Particularly painful musculoskeletal conditions – for example migraine, neck and back pain, arthritis, fibromyalgia and other non specific pain syndromes may be responsive. Dry needling can compliment physiotherapy, massage and exercise programs and can be used with prescribed medications. A course usually consists of once to twice weekly therapy for up to 10 treatments and some people will require regular maintenance. There are no age limits to treatment.
Side effects are few when practiced by a qualified therapist. The use of sterilised disposable needles eliminates the possibility of cross-infection. Some minor local redness and occasionally minor bruising may appear after acupuncture. When needles are inserted around the chest region there is a small possibility of puncturing of the chest wall and the lung, which may lead to acute shortness of breath.

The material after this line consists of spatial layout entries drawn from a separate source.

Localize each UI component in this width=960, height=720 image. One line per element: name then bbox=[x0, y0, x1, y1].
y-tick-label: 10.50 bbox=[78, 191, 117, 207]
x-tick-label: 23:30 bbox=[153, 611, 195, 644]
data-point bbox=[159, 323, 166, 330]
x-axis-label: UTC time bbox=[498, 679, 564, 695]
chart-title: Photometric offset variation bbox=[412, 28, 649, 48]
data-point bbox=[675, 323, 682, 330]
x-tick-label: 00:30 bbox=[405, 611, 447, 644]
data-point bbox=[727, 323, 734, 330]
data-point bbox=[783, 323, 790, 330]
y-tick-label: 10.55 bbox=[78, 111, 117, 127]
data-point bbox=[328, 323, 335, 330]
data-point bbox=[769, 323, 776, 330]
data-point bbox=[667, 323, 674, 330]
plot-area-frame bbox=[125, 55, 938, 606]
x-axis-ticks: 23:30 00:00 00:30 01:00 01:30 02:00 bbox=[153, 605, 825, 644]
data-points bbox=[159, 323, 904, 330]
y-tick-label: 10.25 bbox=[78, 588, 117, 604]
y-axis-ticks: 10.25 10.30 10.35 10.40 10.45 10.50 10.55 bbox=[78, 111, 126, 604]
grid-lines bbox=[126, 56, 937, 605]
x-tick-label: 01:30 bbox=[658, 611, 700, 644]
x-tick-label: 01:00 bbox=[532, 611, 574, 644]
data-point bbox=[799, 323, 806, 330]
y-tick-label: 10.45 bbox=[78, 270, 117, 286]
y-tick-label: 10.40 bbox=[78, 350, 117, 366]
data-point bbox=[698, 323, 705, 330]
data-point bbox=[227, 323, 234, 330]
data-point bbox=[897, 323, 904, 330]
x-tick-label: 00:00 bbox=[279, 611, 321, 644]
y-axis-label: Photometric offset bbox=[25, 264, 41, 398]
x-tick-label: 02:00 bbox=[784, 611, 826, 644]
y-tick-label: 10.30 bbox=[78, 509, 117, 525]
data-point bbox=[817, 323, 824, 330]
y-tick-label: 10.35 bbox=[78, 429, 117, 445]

This should be immediately reported to your doctor.
Your therapist at Brighton Spine and Sports Clinic may combine other treatments such as stretching exercises, manual therapy, Pilates strengthening, pain modifying drugs and other types of injections.
Some people have a dramatic response to dry needling and so it should not be a “last resort” therapy. It is not possible to predict who may respond to therapy – usually 4 sessions are sufficient to judge whether a response is likely.